Microneedles improve drug delivery to the back of the eye
Researchers at the Georgia Institute of Technology and Atlanta's Emory University have developed microneedles less than a millimeter in length that can deliver drug molecules and particles to the region in the back of eye. The new technology provides an alternative to current methods which are either invasive, with drugs being injected into the center of the eye, or based on eyedrops, which are limited in their effectiveness.
During the study, the injections targeted the suprachoroidal space of the eye, which is located between the white of the eye (sclera) and the vascular layer of the eye (choroid). The suprachoroidal space works as a natural passageway for drugs injected across the sclera to flow along the eye’s inner surface before reaching the back of the eye.
A diagram of the human eye, indicating the location of the sclera and choroid - labels at top right (Image via Shutterstock)
The injected fluids reached the targeted structures and remained there for as long as two months, a fact that opens the way for slow-release drug design. Additionally the injected molecules and particles did not reach the lens or front part of the eye in significant amounts, decreasing the chances of side effects, since this is the area where they usually occur.
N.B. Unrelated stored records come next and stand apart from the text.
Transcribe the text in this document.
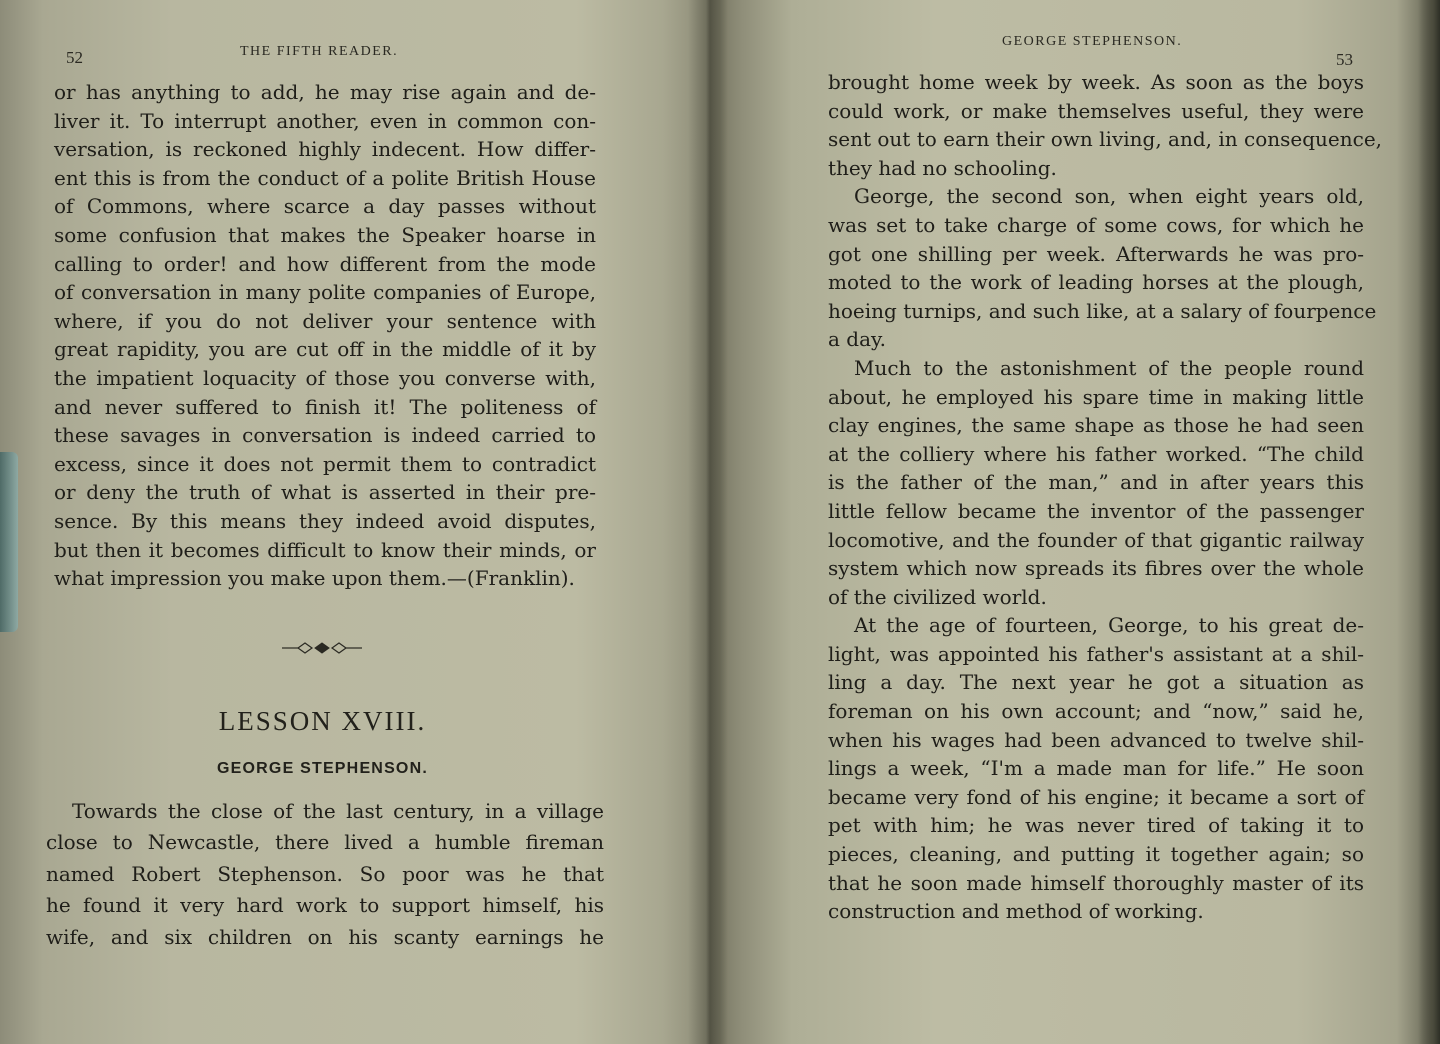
52	THE FIFTH READER.
or has anything to add, he may rise again and de-
liver it. To interrupt another, even in common con-
versation, is reckoned highly indecent. How differ-
ent this is from the conduct of a polite British House
of Commons, where scarce a day passes without
some confusion that makes the Speaker hoarse in
calling to order! and how different from the mode
of conversation in many polite companies of Europe,
where, if you do not deliver your sentence with
great rapidity, you are cut off in the middle of it by
the impatient loquacity of those you converse with,
and never suffered to finish it! The politeness of
these savages in conversation is indeed carried to
excess, since it does not permit them to contradict
or deny the truth of what is asserted in their pre-
sence. By this means they indeed avoid disputes,
but then it becomes difficult to know their minds, or
what impression you make upon them.—(Franklin).
LESSON XVIII.
GEORGE STEPHENSON.
Towards the close of the last century, in a village
close to Newcastle, there lived a humble fireman
named Robert Stephenson. So poor was he that
he found it very hard work to support himself, his
wife, and six children on his scanty earnings he
GEORGE STEPHENSON.
53
brought home week by week. As soon as the boys
could work, or make themselves useful, they were
sent out to earn their own living, and, in consequence,
they had no schooling.
George, the second son, when eight years old,
was set to take charge of some cows, for which he
got one shilling per week. Afterwards he was pro-
moted to the work of leading horses at the plough,
hoeing turnips, and such like, at a salary of fourpence
a day.
Much to the astonishment of the people round
about, he employed his spare time in making little
clay engines, the same shape as those he had seen
at the colliery where his father worked. “The child
is the father of the man,” and in after years this
little fellow became the inventor of the passenger
locomotive, and the founder of that gigantic railway
system which now spreads its fibres over the whole
of the civilized world.
At the age of fourteen, George, to his great de-
light, was appointed his father's assistant at a shil-
ling a day. The next year he got a situation as
foreman on his own account; and “now,” said he,
when his wages had been advanced to twelve shil-
lings a week, “I'm a made man for life.” He soon
became very fond of his engine; it became a sort of
pet with him; he was never tired of taking it to
pieces, cleaning, and putting it together again; so
that he soon made himself thoroughly master of its
construction and method of working.
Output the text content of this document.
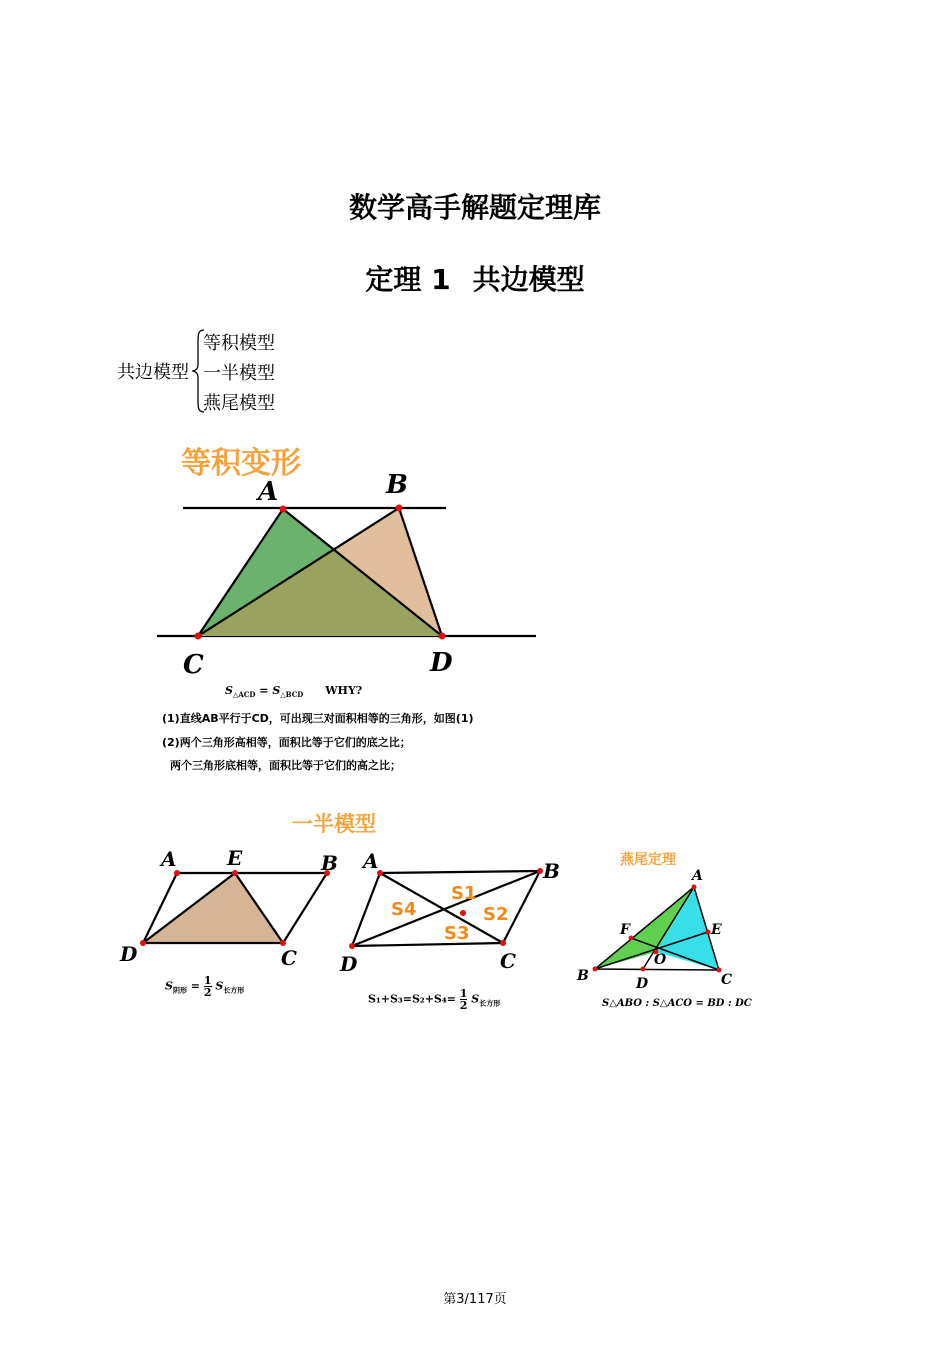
数学高手解题定理库
定理 1 共边模型
共边模型
等积模型
一半模型
燕尾模型
等积变形
A	B
C	D
$S_{\triangle ACD} = S_{\triangle BCD}$ WHY?
(1)直线AB平行于CD，可出现三对面积相等的三角形，如图(1)
(2)两个三角形高相等，面积比等于它们的底之比；
两个三角形底相等，面积比等于它们的高之比；
一半模型
A	E	B
D	C
$S_{阴形} = \frac{1}{2} S_{长方形}$
A	B
D	C
S1
S2
S3
S4
$S_1+S_3=S_2+S_4= \frac{1}{2} S_{长方形}$
燕尾定理
A
B	C
D
E
F
O
S△ABO : S△ACO = BD : DC
第3/117页
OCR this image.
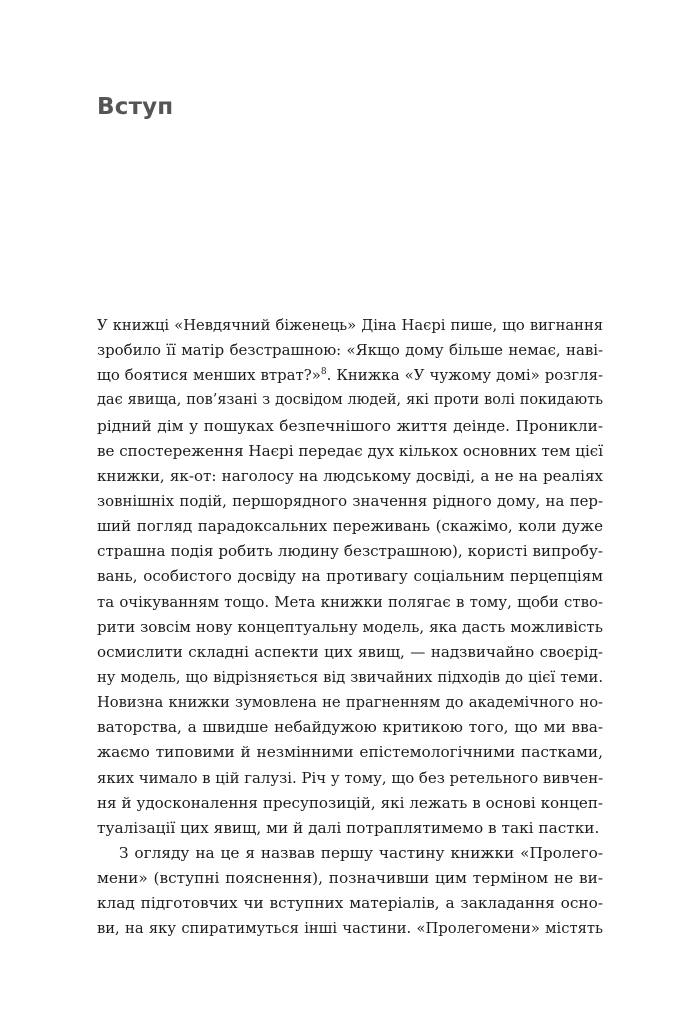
Вступ
У книжці «Невдячний біженець» Діна Наєрі пише, що вигнання
зробило її матір безстрашною: «Якщо дому більше немає, наві-
що боятися менших втрат?»$^8$. Книжка «У чужому домі» розгля-
дає явища, пов’язані з досвідом людей, які проти волі покидають
рідний дім у пошуках безпечнішого життя деінде. Проникли-
ве спостереження Наєрі передає дух кількох основних тем цієї
книжки, як-от: наголосу на людському досвіді, а не на реаліях
зовнішніх подій, першорядного значення рідного дому, на пер-
ший погляд парадоксальних переживань (скажімо, коли дуже
страшна подія робить людину безстрашною), користі випробу-
вань, особистого досвіду на противагу соціальним перцепціям
та очікуванням тощо. Мета книжки полягає в тому, щоби ство-
рити зовсім нову концептуальну модель, яка дасть можливість
осмислити складні аспекти цих явищ, — надзвичайно своєрід-
ну модель, що відрізняється від звичайних підходів до цієї теми.
Новизна книжки зумовлена не прагненням до академічного но-
ваторства, а швидше небайдужою критикою того, що ми вва-
жаємо типовими й незмінними епістемологічними пастками,
яких чимало в цій галузі. Річ у тому, що без ретельного вивчен-
ня й удосконалення пресупозицій, які лежать в основі концеп-
туалізації цих явищ, ми й далі потраплятимемо в такі пастки.
З огляду на це я назвав першу частину книжки «Пролего-
мени» (вступні пояснення), позначивши цим терміном не ви-
клад підготовчих чи вступних матеріалів, а закладання осно-
ви, на яку спиратимуться інші частини. «Пролегомени» містять
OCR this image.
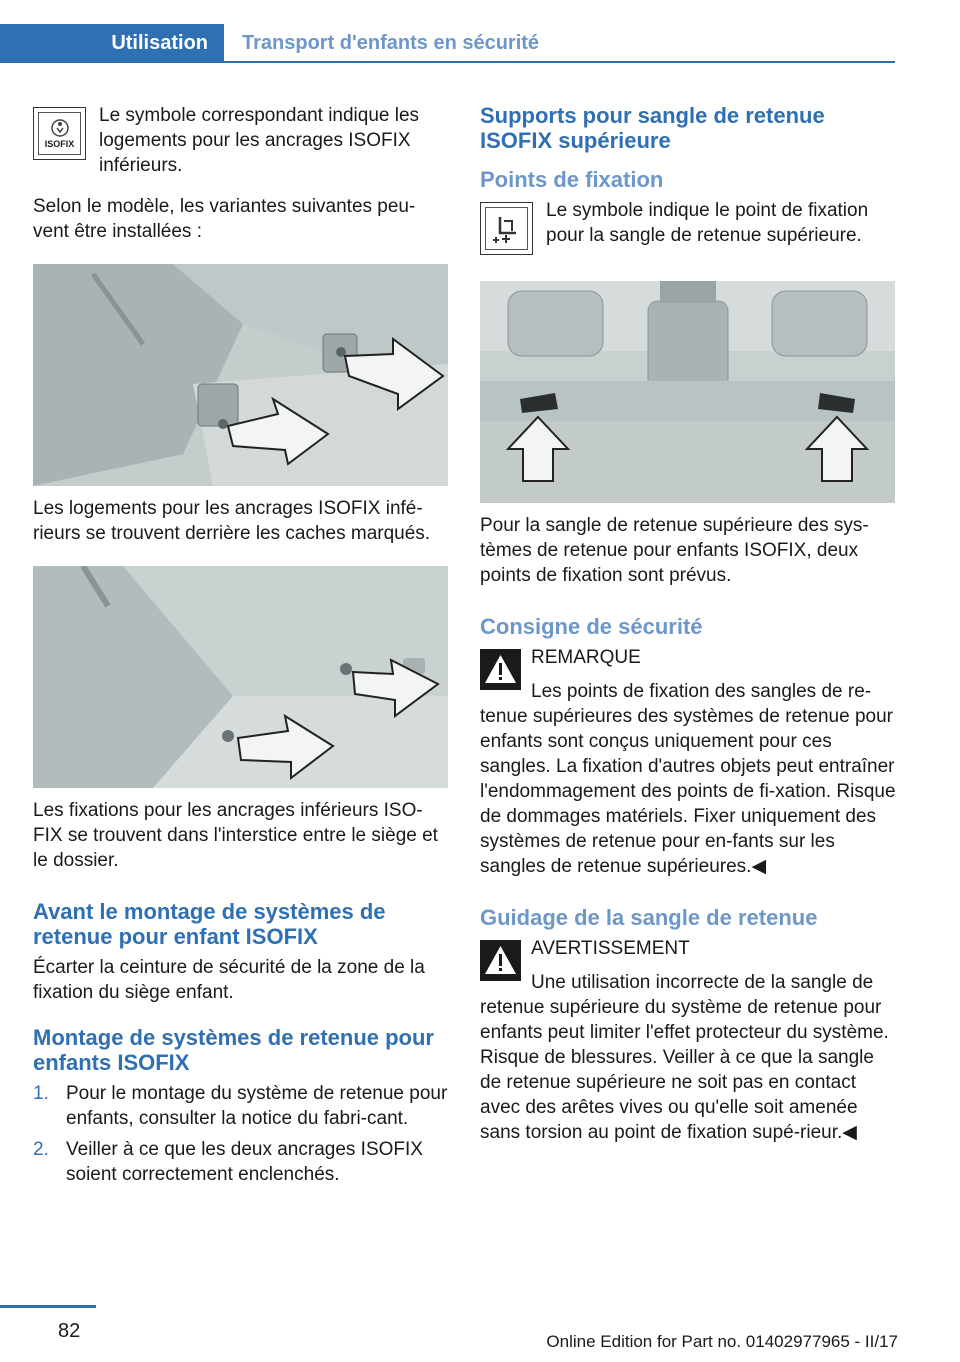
Utilisation	Transport d'enfants en sécurité
ISOFIX

Le symbole correspondant indique les logements pour les ancrages ISOFIX inférieurs.

Selon le modèle, les variantes suivantes peu-vent être installées :

Les logements pour les ancrages ISOFIX infé-rieurs se trouvent derrière les caches marqués.

Les fixations pour les ancrages inférieurs ISO-FIX se trouvent dans l'interstice entre le siège et le dossier.

Avant le montage de systèmes de retenue pour enfant ISOFIX

Écarter la ceinture de sécurité de la zone de la fixation du siège enfant.

Montage de systèmes de retenue pour enfants ISOFIX

1. Pour le montage du système de retenue pour enfants, consulter la notice du fabri-cant.
2. Veiller à ce que les deux ancrages ISOFIX soient correctement enclenchés.

Supports pour sangle de retenue ISOFIX supérieure

Points de fixation

Le symbole indique le point de fixation pour la sangle de retenue supérieure.

Pour la sangle de retenue supérieure des sys-tèmes de retenue pour enfants ISOFIX, deux points de fixation sont prévus.

Consigne de sécurité

REMARQUE

Les points de fixation des sangles de re-tenue supérieures des systèmes de retenue pour enfants sont conçus uniquement pour ces sangles. La fixation d'autres objets peut entraîner l'endommagement des points de fi-xation. Risque de dommages matériels. Fixer uniquement des systèmes de retenue pour en-fants sur les sangles de retenue supérieures.◀

Guidage de la sangle de retenue

AVERTISSEMENT

Une utilisation incorrecte de la sangle de retenue supérieure du système de retenue pour enfants peut limiter l'effet protecteur du système. Risque de blessures. Veiller à ce que la sangle de retenue supérieure ne soit pas en contact avec des arêtes vives ou qu'elle soit amenée sans torsion au point de fixation supé-rieur.◀

82	Online Edition for Part no. 01402977965 - II/17
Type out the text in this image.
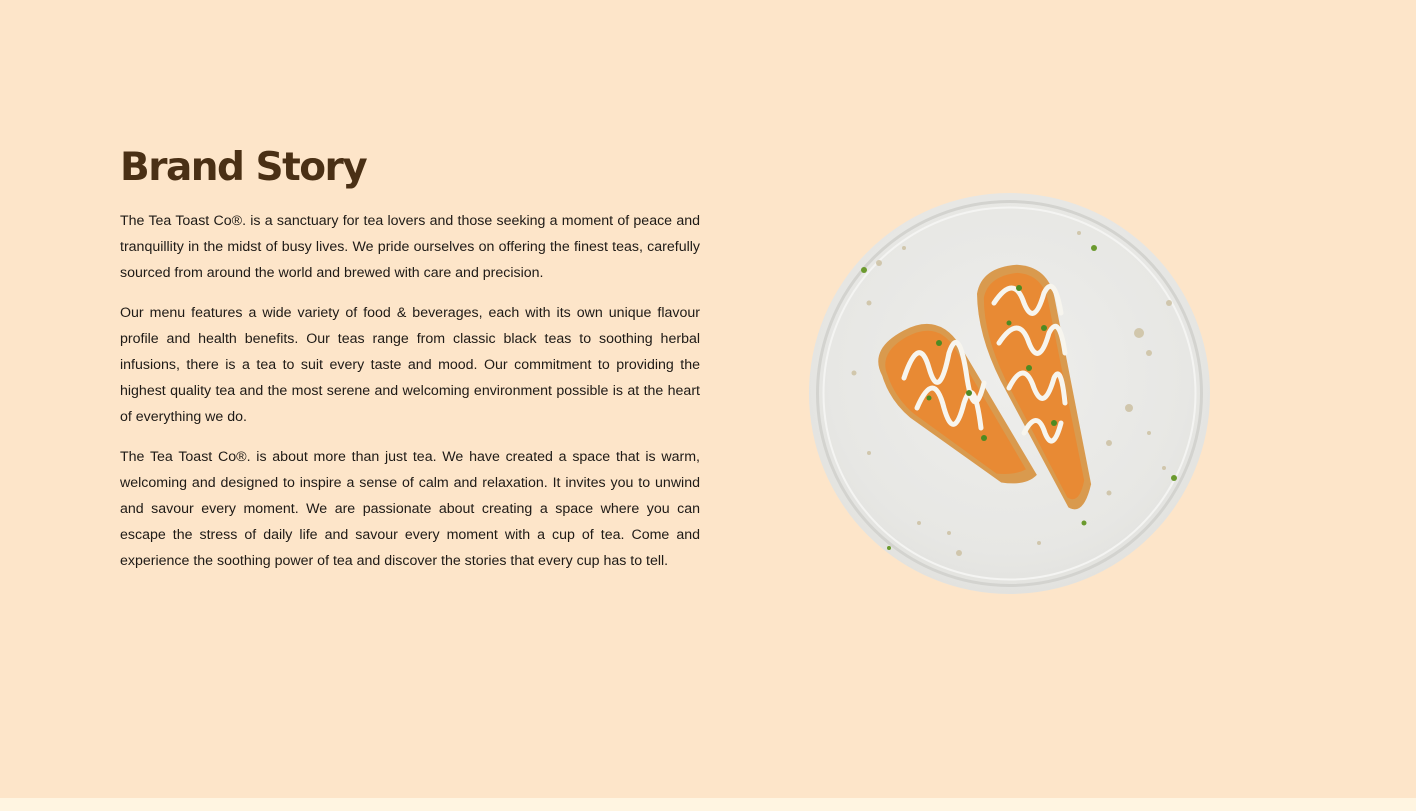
Brand Story

The Tea Toast Co®. is a sanctuary for tea lovers and those seeking a moment of peace and tranquillity in the midst of busy lives. We pride ourselves on offering the finest teas, carefully sourced from around the world and brewed with care and precision.

Our menu features a wide variety of food & beverages, each with its own unique flavour profile and health benefits. Our teas range from classic black teas to soothing herbal infusions, there is a tea to suit every taste and mood. Our commitment to providing the highest quality tea and the most serene and welcoming environment possible is at the heart of everything we do.

The Tea Toast Co®. is about more than just tea. We have created a space that is warm, welcoming and designed to inspire a sense of calm and relaxation. It invites you to unwind and savour every moment. We are passionate about creating a space where you can escape the stress of daily life and savour every moment with a cup of tea. Come and experience the soothing power of tea and discover the stories that every cup has to tell.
The microneedles are made of stainless steel. The researchers believe that they will cause less trauma to the eye than the larger hypodermic needles, and reduce the risk of infection. For the study, the researchers used compounds that fluoresced inside the eye, indicating that they had reached their targets. Now, the researchers will use actual drugs to find out how well the technique will fare in terms of actually treating the targeted structures.
As new compounds to treat eye diseases are developed, a more efficient delivery method will increase the efficiency of the treatment of the choroid and retina, which are the structures the microneedles target. “With this technique, we are keeping the drug right where it needs to be for most therapies of interest in the back of the eye,” said Henry Edelhauser, a professor of ophthalmology at Emory School of Medicine.
Details of the study were published in the July issue of the journal Investigative Ophthalmology & Visual Science.